Sidetrack: Veggie Ham and Vegetable Stir Fry

Well I'm starting to collect some leftover ingredients pretty quickly. What can I do but use them! So I'm going to give you a sidetrack of my own impromptu cooking. It's quick and basic (were talking carrots and peas);  it's tasty and I'm lazy. Also since it's a sidetrack, I won't provide rating/verdict on this one. The prepared dish is still vegetarian if you are wondering but not exactly Buddhist kosher because I added onion and garlic. Fun fact: Buddhists do not eat onion and garlic because 1) it smells and 2) it causes lust and desire. That's a shame because I love love love onion and garlic and in my own experience, whether I abstain from it or not, my insides are just as fiery. Haha. Yes. I said fiery. Anyways, I love garlic and onion so in it goes too. Here's how to make it: 

Ingredients for stir fry:
leftover veggie ham
leftover carrots
some frozen peas
1 medium onion
1 tspn ginger
1 tspn garlic
1 tspn veggie oyster sauce
1 tspn soy sauce
1 tspn cornstarch
oil for stir frying

Ingredients for rice:
2 cups brown rice
2.5 to 3 cups of leftover vegetable soup broth


Make rice:
First, to start making the brown rice I remove some of the starch. This is a trick my Indian coworker taught me to get rid of excess starch from the rice. The end product is a lighter fluffier rice that doesn't weigh you down like a brick. Using the inner pot of a rice cooker, boil the brown rice with water over stove top for about ten minutes. Remove from heat and drain out the water. Rinse the rice with new water until the water comes out clear. Drain rice a final time and add in the vegetable soup and set it in the cooker to finish cooking. 

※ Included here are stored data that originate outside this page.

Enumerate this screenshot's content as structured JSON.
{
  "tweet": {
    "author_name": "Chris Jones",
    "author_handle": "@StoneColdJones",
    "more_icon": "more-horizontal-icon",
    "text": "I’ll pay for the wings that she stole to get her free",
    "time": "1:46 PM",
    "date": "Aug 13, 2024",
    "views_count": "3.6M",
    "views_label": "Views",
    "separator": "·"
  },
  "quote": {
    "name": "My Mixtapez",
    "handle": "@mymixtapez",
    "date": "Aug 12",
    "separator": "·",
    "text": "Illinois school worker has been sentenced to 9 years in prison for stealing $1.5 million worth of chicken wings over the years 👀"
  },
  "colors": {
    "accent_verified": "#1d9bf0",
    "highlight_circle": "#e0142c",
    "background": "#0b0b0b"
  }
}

Quick tip, the amount of liquid to rice in volume is roughly 2 to 1 ratio for brown rice and 1 to 1 ratio for white rice. You can also go by the finger test, where you stick the forefinger in the pot of water with the rice and feel where the top of the liquid is to the top of the rice.




Stir Fry:
Start by chopping all the veggies and veggie ham up. 


Give the carrots a quick blanch because the carrots take the longer to cook relative to everything else. As you can see, some mischievous peas snuck their way into the blanching.

In a pan, fry chopped garlic and ginger. (YUM the garlic)

Add in onion, and cook until slightly glossy. Again, some sneaky peas made their way with onions. Peas don't like to behave. 

Add the rest of the ingredients. And continue to stir fry. The peas were not thawed, but they cook pretty quickly so you can add them in frozen and get away with it. Add in the soy sauce, veggie oyster sauce. Then mix the cornstarch with water and add that in. Kill heat and stir some more. Serve. 

Yum food heaven!



  

Comments

  1. my mom also uses vegetarian ham and Vietnamese pickled daikon/carrots to make a salad. tasty!